Fisher then appealed to the U.S. Supreme Court. On Jan. 12, 1948, the nation’s highest tribunal ruled in Sipuel v. Board of Regents of the University of Oklahoma that Oklahoma must provide Fisher with the same opportunities for securing a legal education as it provided to other citizens of Oklahoma.
Following the Supreme Court’s favorable ruling, the Oklahoma Legislature – rather than admit Fisher to the OU law school or close the law school to students, Black and white alike – opted to create a separate law school exclusively for her to attend. The new school, named Langston University School of Law, was thrown together in five days and was set up in the State Capitol’s Senate rooms.
Fisher refused to attend the sham Langston University School of Law, and on March 15, 1948, her lawyers filed a motion in Cleveland County District Court contending that Langston’s law school did not afford the advantages of a legal education to Blacks substantially equal to the education whites received at OU’s law school. This inequality, they argued, entitled Fisher to be admitted to the University of Oklahoma College of Law.
Once again the Cleveland County court ruled against her, finding that the two state law schools were “equal.” The Oklahoma Supreme Court upheld the finding.
After this second adverse ruling Fisher’s lawyers announced their intention to again appeal to the U.S. Supreme Court. Belatedly, Oklahoma threw in the towel However, Oklahoma Attorney General Mac Q. Williamson declined to return to Washington, D.C., and face the same nine Supreme Court justices – who included famous Justices William O. Douglas, Felix Frankfurter, Hugo Black, and Robert H. Jackson, the chief U.S. prosecutor with the International Military Tribunal in Nuremberg during the trial of the major Nazi war criminals after World War II.
As a result of this concession, on June 18, 1949, more than three years after Fisher first applied for admission to the University of Oklahoma College of Law, she finally was admitted. Langston University’s makeshift law school closed 12 days later.
According to the Historical Society, Fisher was forced to sit in the back of the classroom behind a row of empty seats and a wooden railing with a sign designated “colored,” and could not eat in the school cafeteria. All Black students enrolled at the University of Oklahoma were provided separate eating facilities and restrooms, separate reading sections in the library, and roped-off stadium seats at the football games.
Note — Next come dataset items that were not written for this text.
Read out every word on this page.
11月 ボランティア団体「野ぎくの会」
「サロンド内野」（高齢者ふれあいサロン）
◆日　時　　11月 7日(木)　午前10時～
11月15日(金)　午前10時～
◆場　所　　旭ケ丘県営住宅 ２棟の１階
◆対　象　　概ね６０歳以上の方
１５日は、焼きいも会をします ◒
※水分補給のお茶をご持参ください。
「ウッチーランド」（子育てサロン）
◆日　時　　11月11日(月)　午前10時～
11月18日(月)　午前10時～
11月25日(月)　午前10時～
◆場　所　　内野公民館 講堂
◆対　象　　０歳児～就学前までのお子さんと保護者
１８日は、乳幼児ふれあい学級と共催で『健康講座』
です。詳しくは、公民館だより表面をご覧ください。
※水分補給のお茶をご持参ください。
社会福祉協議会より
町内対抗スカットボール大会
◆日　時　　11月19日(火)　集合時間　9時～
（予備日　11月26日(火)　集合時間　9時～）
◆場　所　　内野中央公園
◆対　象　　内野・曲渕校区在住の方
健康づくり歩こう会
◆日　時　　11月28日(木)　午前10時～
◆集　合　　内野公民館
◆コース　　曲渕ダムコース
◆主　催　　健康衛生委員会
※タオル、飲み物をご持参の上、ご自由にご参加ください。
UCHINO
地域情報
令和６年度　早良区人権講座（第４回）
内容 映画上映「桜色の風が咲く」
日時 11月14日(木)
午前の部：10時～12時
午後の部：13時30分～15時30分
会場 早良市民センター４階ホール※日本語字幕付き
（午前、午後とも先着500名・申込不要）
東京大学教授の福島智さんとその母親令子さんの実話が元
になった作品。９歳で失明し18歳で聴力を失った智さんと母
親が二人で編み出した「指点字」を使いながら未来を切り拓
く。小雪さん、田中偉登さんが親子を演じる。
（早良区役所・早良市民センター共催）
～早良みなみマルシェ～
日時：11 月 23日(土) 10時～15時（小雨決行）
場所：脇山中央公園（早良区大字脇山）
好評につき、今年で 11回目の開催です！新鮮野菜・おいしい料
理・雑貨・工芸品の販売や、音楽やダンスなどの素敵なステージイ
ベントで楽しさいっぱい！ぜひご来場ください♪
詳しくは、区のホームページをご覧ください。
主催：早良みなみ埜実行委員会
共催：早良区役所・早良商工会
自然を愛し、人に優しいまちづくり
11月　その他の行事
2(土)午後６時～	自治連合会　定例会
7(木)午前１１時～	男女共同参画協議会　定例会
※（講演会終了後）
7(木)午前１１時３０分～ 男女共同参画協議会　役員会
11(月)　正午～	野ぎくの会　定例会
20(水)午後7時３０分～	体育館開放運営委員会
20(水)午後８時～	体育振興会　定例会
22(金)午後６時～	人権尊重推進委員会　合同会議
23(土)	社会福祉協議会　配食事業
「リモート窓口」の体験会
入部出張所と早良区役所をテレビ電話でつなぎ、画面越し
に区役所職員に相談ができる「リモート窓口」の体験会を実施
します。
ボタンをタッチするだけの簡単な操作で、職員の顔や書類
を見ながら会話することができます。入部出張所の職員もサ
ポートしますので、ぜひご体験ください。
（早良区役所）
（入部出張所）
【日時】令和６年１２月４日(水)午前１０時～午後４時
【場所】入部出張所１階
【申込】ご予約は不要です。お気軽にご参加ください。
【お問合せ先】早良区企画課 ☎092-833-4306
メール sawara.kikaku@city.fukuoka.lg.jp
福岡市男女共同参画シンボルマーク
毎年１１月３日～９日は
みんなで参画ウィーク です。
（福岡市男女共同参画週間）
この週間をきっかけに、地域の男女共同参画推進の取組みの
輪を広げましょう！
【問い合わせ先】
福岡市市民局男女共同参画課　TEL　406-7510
These conditions persisted through 1950.
In June 1950, the U.S. Supreme Court ruled in yet another lawsuit from Oklahoma that the restrictions imposed by segregation impaired and inhibited the ability of a Black student to study. The decision meant that Blacks could no longer be segregated at OU.
Fisher graduated from the University of Oklahoma College of Law in August 1952, and she earned a master’s degree in history from OU in 1968.
After briefly practicing law in Chickasha, she joined the faculty of Langston University in 1957 and served as chair of the Department of Social Sciences. She retired in December 1987 as assistant vice president for academic affairs. In 1991 the University of Oklahoma awarded Fisher an honorary doctorate of humane letters. Stone once rejected becomes cornerstone On April 22, 1992, Gov. David Walters symbolically righted the wrongs of the past by appointing Dr. Ada Lois Sipuel Fisher to the Board of Regents of the University of Oklahoma – the same school that had once refused to admit her to its College of Law. As the governor said during the ceremony, it was a “completed cycle.” The lady who was once rejected by the university was now a member of its governing board.
Dr. Fisher died on Oct. 18, 1995, at the age of 71. In her honor the University of Oklahoma subsequently dedicated the Ada Lois Sipuel Fisher Garden on the Norman campus. At the bottom of a bronze plaque commemorating her contribution to the state of Oklahoma, an inscription reads, “In Psalm 118, the psalmist speaks of how the stone that the builders once rejected becomes the cornerstone.”